Post by wayland Today at 10:00 am

An interesting and important topic methinks. I remember the "Colonel" (His name escapes me) on one of his self sufficiency programs installing a composting toilet at his smallholding. The system he was using was not the incinerator type but as you describe Carlarua. He did have some refinements though. The liquids were separated from solids and he had a bucket of sawdust at hand with a scoop just to cover up. So to speak. He luved the system which gave him fertilizer as a byproduct. The only modern incinerator system that I have found as yet comes from the US. This is an electric system that turns the waist to dust and can be installed In house, Motorhomes, Boats etc.

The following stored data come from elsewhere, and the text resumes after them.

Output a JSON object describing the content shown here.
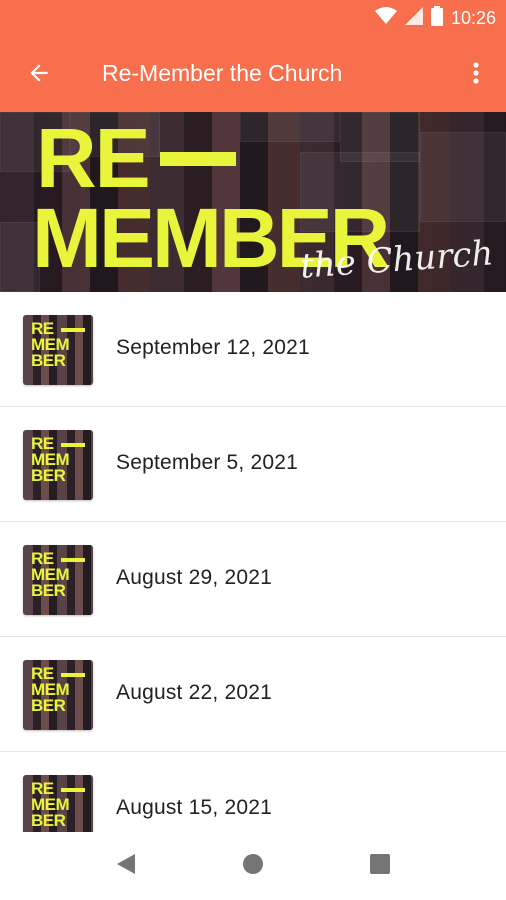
{
  "status": {
    "time": "10:26",
    "icons": [
      "wifi-icon",
      "signal-icon",
      "battery-icon"
    ]
  },
  "appbar": {
    "title": "Re-Member the Church",
    "back_icon": "arrow-back-icon",
    "more_icon": "more-vert-icon"
  },
  "hero": {
    "line1": "RE",
    "line2": "MEMBER",
    "script": "the Church"
  },
  "thumbnail": {
    "line1": "RE",
    "line2": "MEM",
    "line3": "BER"
  },
  "items": [
    {
      "label": "September 12, 2021"
    },
    {
      "label": "September 5, 2021"
    },
    {
      "label": "August 29, 2021"
    },
    {
      "label": "August 22, 2021"
    },
    {
      "label": "August 15, 2021"
    }
  ],
  "colors": {
    "accent": "#f76f4d",
    "brand_yellow": "#e8f53a",
    "text": "#222222"
  },
  "navbar": {
    "icons": [
      "back-triangle-icon",
      "home-circle-icon",
      "recents-square-icon"
    ]
  }
}
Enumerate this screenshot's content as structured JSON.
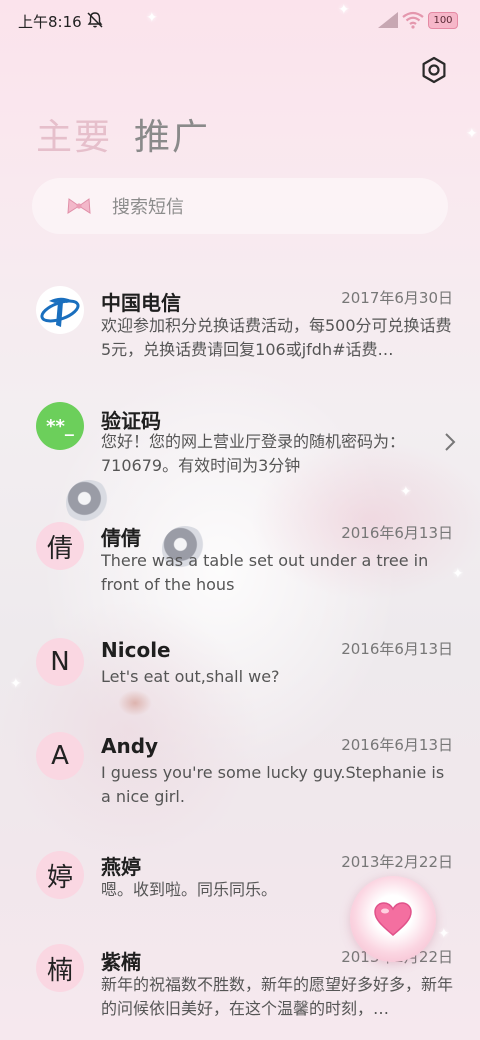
{
  "status_bar": {
    "time": "上午8:16",
    "battery": "100"
  },
  "tabs": [
    {
      "label": "主要"
    },
    {
      "label": "推广"
    }
  ],
  "search": {
    "placeholder": "搜索短信"
  },
  "messages": [
    {
      "sender": "中国电信",
      "date": "2017年6月30日",
      "preview": "欢迎参加积分兑换话费活动，每500分可兑换话费5元，兑换话费请回复106或jfdh#话费…",
      "avatar": "telecom-logo"
    },
    {
      "sender": "验证码",
      "date": "",
      "preview": "您好！您的网上营业厅登录的随机密码为：710679。有效时间为3分钟",
      "avatar_text": "**_"
    },
    {
      "sender": "倩倩",
      "date": "2016年6月13日",
      "preview": "There was a table set out under a tree in front of the hous",
      "avatar_text": "倩"
    },
    {
      "sender": "Nicole",
      "date": "2016年6月13日",
      "preview": "Let's eat out,shall we?",
      "avatar_text": "N"
    },
    {
      "sender": "Andy",
      "date": "2016年6月13日",
      "preview": "I guess you're some lucky guy.Stephanie is a nice girl.",
      "avatar_text": "A"
    },
    {
      "sender": "燕婷",
      "date": "2013年2月22日",
      "preview": "嗯。收到啦。同乐同乐。",
      "avatar_text": "婷"
    },
    {
      "sender": "紫楠",
      "date": "2013年2月22日",
      "preview": "新年的祝福数不胜数，新年的愿望好多好多，新年的问候依旧美好，在这个温馨的时刻，…",
      "avatar_text": "楠"
    }
  ],
  "colors": {
    "tab_active": "#e6bfcb",
    "tab_inactive": "#8a8a8a",
    "code_avatar": "#6ccf5b",
    "letter_avatar": "#fad6e2",
    "telecom_blue": "#1a6fbe"
  },
  "icons": [
    "mute-icon",
    "signal-icon",
    "wifi-icon",
    "battery-icon",
    "settings-icon",
    "bow-icon",
    "chevron-right-icon",
    "heart-icon"
  ]
}
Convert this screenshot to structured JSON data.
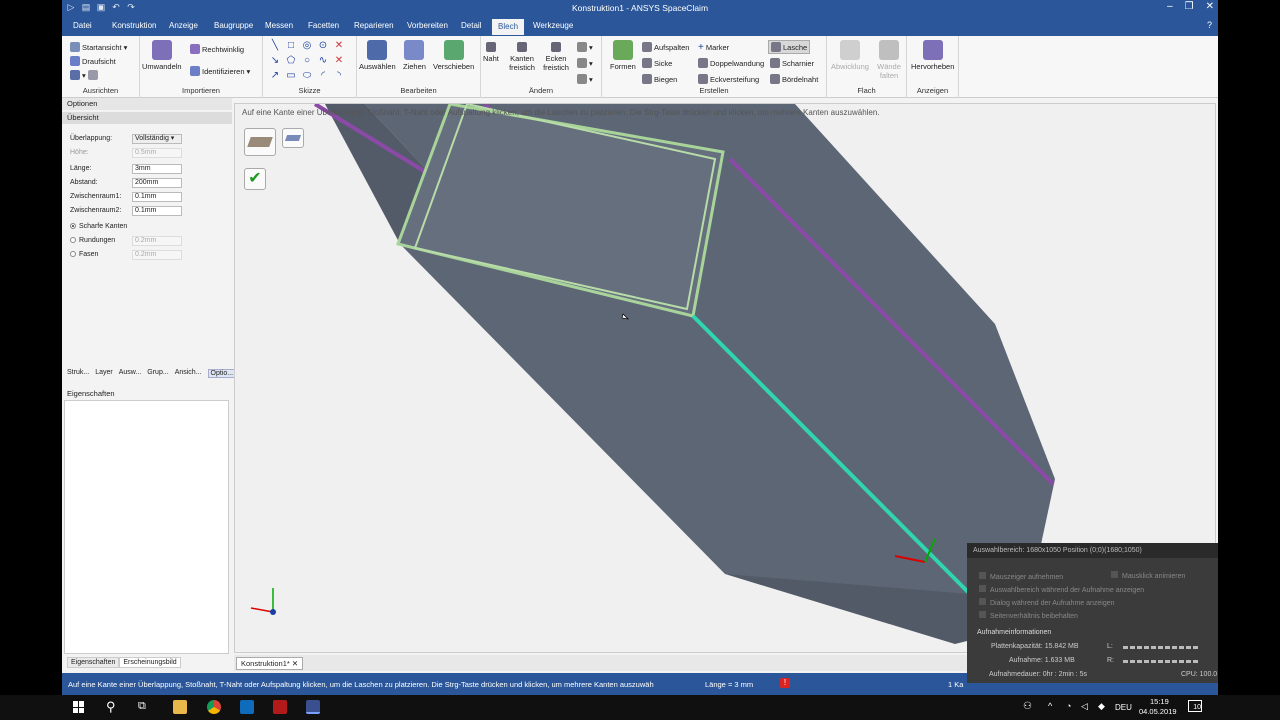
{
  "window": {
    "title": "Konstruktion1 - ANSYS SpaceClaim"
  },
  "tabs": [
    "Datei",
    "Konstruktion",
    "Anzeige",
    "Baugruppe",
    "Messen",
    "Facetten",
    "Reparieren",
    "Vorbereiten",
    "Detail",
    "Blech",
    "Werkzeuge"
  ],
  "active_tab": "Blech",
  "ribbon": {
    "ausrichten": {
      "label": "Ausrichten",
      "startansicht": "Startansicht",
      "draufsicht": "Draufsicht"
    },
    "importieren": {
      "label": "Importieren",
      "umwandeln": "Umwandeln",
      "rechtwinklig": "Rechtwinklig",
      "identifizieren": "Identifizieren"
    },
    "skizze": {
      "label": "Skizze"
    },
    "bearbeiten": {
      "label": "Bearbeiten",
      "auswaehlen": "Auswählen",
      "ziehen": "Ziehen",
      "verschieben": "Verschieben"
    },
    "aendern": {
      "label": "Ändern",
      "naht": "Naht",
      "kanten": "Kanten freistich",
      "ecken": "Ecken freistich"
    },
    "erstellen": {
      "label": "Erstellen",
      "formen": "Formen",
      "aufspalten": "Aufspalten",
      "sicke": "Sicke",
      "biegen": "Biegen",
      "marker": "Marker",
      "doppelwandung": "Doppelwandung",
      "eckversteifung": "Eckversteifung",
      "lasche": "Lasche",
      "scharnier": "Scharnier",
      "boerdelnaht": "Bördelnaht"
    },
    "flach": {
      "label": "Flach",
      "abwicklung": "Abwicklung",
      "waende": "Wände falten"
    },
    "anzeigen": {
      "label": "Anzeigen",
      "hervorheben": "Hervorheben"
    }
  },
  "left_panel": {
    "optionen": "Optionen",
    "uebersicht": "Übersicht",
    "fields": [
      {
        "label": "Überlappung:",
        "value": "Vollständig",
        "disabled": false
      },
      {
        "label": "Höhe:",
        "value": "0.5mm",
        "disabled": true
      },
      {
        "label": "Länge:",
        "value": "3mm",
        "disabled": false
      },
      {
        "label": "Abstand:",
        "value": "200mm",
        "disabled": false
      },
      {
        "label": "Zwischenraum1:",
        "value": "0.1mm",
        "disabled": false
      },
      {
        "label": "Zwischenraum2:",
        "value": "0.1mm",
        "disabled": false
      }
    ],
    "radios": [
      {
        "label": "Scharfe Kanten",
        "value": "",
        "checked": true
      },
      {
        "label": "Rundungen",
        "value": "0.2mm",
        "checked": false
      },
      {
        "label": "Fasen",
        "value": "0.2mm",
        "checked": false
      }
    ],
    "panel_tabs": [
      "Struk...",
      "Layer",
      "Ausw...",
      "Grup...",
      "Ansich...",
      "Optio..."
    ],
    "eigenschaften": "Eigenschaften",
    "bottom_tabs": [
      "Eigenschaften",
      "Erscheinungsbild"
    ]
  },
  "viewport": {
    "hint": "Auf eine Kante einer Überlappung, Stoßnaht, T-Naht oder Aufspaltung klicken, um die Laschen zu platzieren.  Die Strg-Taste drücken und klicken, um mehrere Kanten auszuwählen.",
    "doc_tab": "Konstruktion1*"
  },
  "statusbar": {
    "message": "Auf eine Kante einer Überlappung, Stoßnaht, T-Naht oder Aufspaltung klicken, um die Laschen zu platzieren.  Die Strg-Taste drücken und klicken, um mehrere Kanten auszuwäh",
    "laenge": "Länge = 3 mm",
    "count": "1 Ka"
  },
  "recording": {
    "header": "Auswahlbereich: 1680x1050 Position (0;0)(1680;1050)",
    "options": [
      "Mauszeiger aufnehmen",
      "Auswahlbereich während der Aufnahme anzeigen",
      "Dialog während der Aufnahme anzeigen",
      "Seitenverhältnis beibehalten"
    ],
    "option_right": "Mausklick animieren",
    "info_title": "Aufnahmeinformationen",
    "kapazitaet": "Plattenkapazität: 15.842 MB",
    "aufnahme": "Aufnahme: 1.633 MB",
    "dauer": "Aufnahmedauer: 0hr : 2min : 5s",
    "l": "L:",
    "r": "R:",
    "cpu": "CPU: 100.0"
  },
  "taskbar": {
    "lang": "DEU",
    "time": "15:19",
    "date": "04.05.2019",
    "notif": "10"
  },
  "colors": {
    "accent": "#2b579a",
    "part": "#5d6675",
    "edge_purple": "#8b4aa8",
    "edge_green": "#a8d49a",
    "edge_cyan": "#2fd5b0"
  }
}
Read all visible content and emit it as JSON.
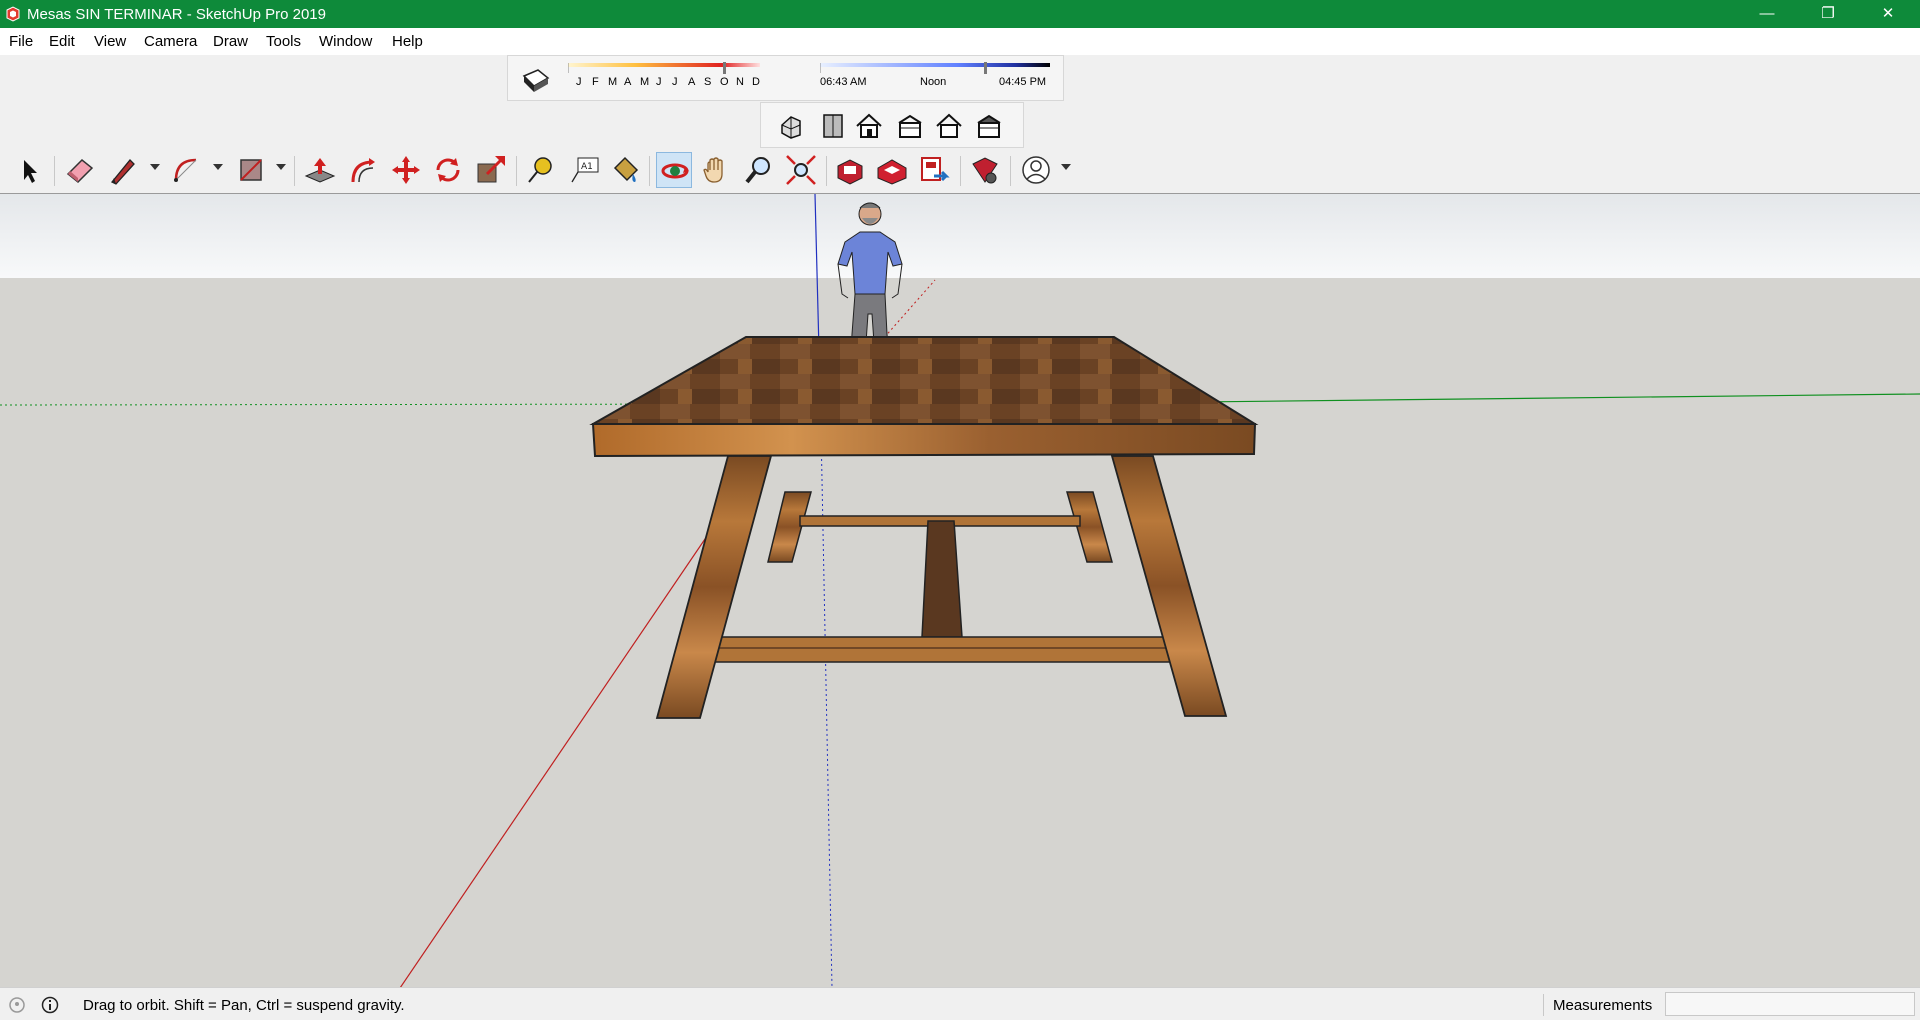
{
  "window": {
    "title": "Mesas SIN TERMINAR - SketchUp Pro 2019",
    "minimize_glyph": "—",
    "restore_glyph": "❐",
    "close_glyph": "✕"
  },
  "menu": {
    "items": [
      "File",
      "Edit",
      "View",
      "Camera",
      "Draw",
      "Tools",
      "Window",
      "Help"
    ]
  },
  "shadows": {
    "months": [
      "J",
      "F",
      "M",
      "A",
      "M",
      "J",
      "J",
      "A",
      "S",
      "O",
      "N",
      "D"
    ],
    "time_start": "06:43 AM",
    "time_mid": "Noon",
    "time_end": "04:45 PM"
  },
  "views_toolbar": {
    "icons": [
      "iso-view-icon",
      "top-view-icon",
      "front-view-icon",
      "right-view-icon",
      "back-view-icon",
      "left-view-icon"
    ]
  },
  "main_toolbar": {
    "tools": [
      "select-icon",
      "eraser-icon",
      "line-icon",
      "arc-icon",
      "rectangle-icon",
      "push-pull-icon",
      "offset-icon",
      "move-icon",
      "rotate-icon",
      "scale-icon",
      "tape-measure-icon",
      "text-icon",
      "paint-bucket-icon",
      "orbit-icon",
      "pan-icon",
      "zoom-icon",
      "zoom-extents-icon",
      "3d-warehouse-icon",
      "extension-warehouse-icon",
      "layout-icon",
      "extension-manager-icon",
      "account-icon"
    ],
    "active_tool": "orbit-icon"
  },
  "status": {
    "hint": "Drag to orbit. Shift = Pan, Ctrl = suspend gravity.",
    "measurements_label": "Measurements",
    "measurements_value": ""
  },
  "colors": {
    "titlebar": "#0e8a3a",
    "sky": "#f3f4f5",
    "ground": "#d5d4d0",
    "wood_dark": "#5a3a1e",
    "wood_light": "#b06a2a"
  }
}
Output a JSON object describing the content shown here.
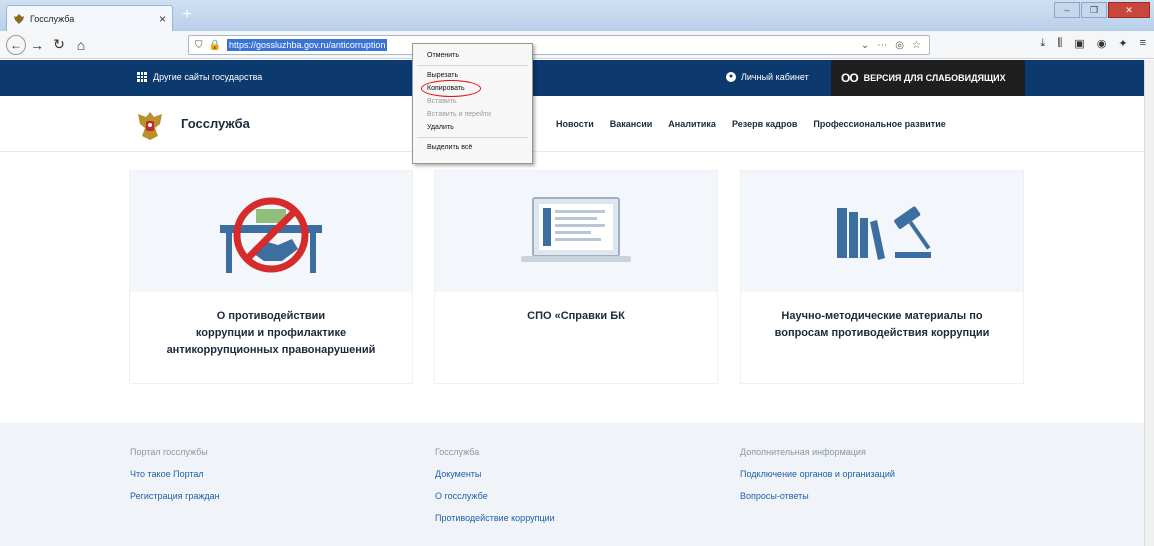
{
  "browser": {
    "tab_title": "Госслужба",
    "tab_close": "×",
    "new_tab": "+",
    "url": "https://gossluzhba.gov.ru/anticorruption",
    "window_controls": [
      "–",
      "❐",
      "✕"
    ]
  },
  "topbar": {
    "other_sites": "Другие сайты государства",
    "cabinet": "Личный кабинет",
    "low_vision": "ВЕРСИЯ ДЛЯ СЛАБОВИДЯЩИХ"
  },
  "site": {
    "logo_text": "Госслужба",
    "nav": [
      "Новости",
      "Вакансии",
      "Аналитика",
      "Резерв кадров",
      "Профессиональное развитие"
    ]
  },
  "cards": [
    {
      "title_lines": [
        "О противодействии",
        "коррупции и профилактике",
        "антикоррупционных правонарушений"
      ]
    },
    {
      "title_lines": [
        "СПО «Справки БК"
      ]
    },
    {
      "title_lines": [
        "Научно-методические материалы по",
        "вопросам противодействия коррупции"
      ]
    }
  ],
  "footer": {
    "col1": {
      "head": "Портал госслужбы",
      "links": [
        "Что такое Портал",
        "Регистрация граждан"
      ]
    },
    "col2": {
      "head": "Госслужба",
      "links": [
        "Документы",
        "О госслужбе",
        "Противодействие коррупции"
      ]
    },
    "col3": {
      "head": "Дополнительная информация",
      "links": [
        "Подключение органов и организаций",
        "Вопросы-ответы"
      ]
    }
  },
  "context_menu": {
    "items": [
      {
        "label": "Отменить",
        "disabled": false
      },
      {
        "sep": true
      },
      {
        "label": "Вырезать",
        "disabled": false
      },
      {
        "label": "Копировать",
        "disabled": false,
        "highlight": true
      },
      {
        "label": "Вставить",
        "disabled": true
      },
      {
        "label": "Вставить и перейти",
        "disabled": true
      },
      {
        "label": "Удалить",
        "disabled": false
      },
      {
        "sep": true
      },
      {
        "label": "Выделить всё",
        "disabled": false
      }
    ]
  },
  "colors": {
    "brand_blue": "#0c3a6f",
    "link_blue": "#1f5fa8",
    "highlight_red": "#dd1111"
  }
}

A self contained unit which looks ok but it has a substantial initial cost and the running of course. Carlarua. You gave us an interesting and graphic story of a past experience. So here`s mine. As a boy I was brought up in a village in Norfolk. Our bungalow was built of corrugated sheet. We had no bathroom and the tin bath hung on a nail outside. Our "Thunder Box" was a small shed in the huge back garden. This was placed over a hole dug in the ground. Every so often a man would visit and dig another hole which the shed would be moved over. The now full existing hole was just covered over with earth. No formaldehyde was used or needed.  This memory brings a smile to me as I have just finished our now rather plush tiled inside bathroom. Not much privacy in them days, but we did sing a lot. I remember visiting a cottage in Wales which had a double outside loo! The brick building just had a wooden plank with two holes in it. I could imagine while walking past hearing " Yaky Dar Davy, what kind of day you ad".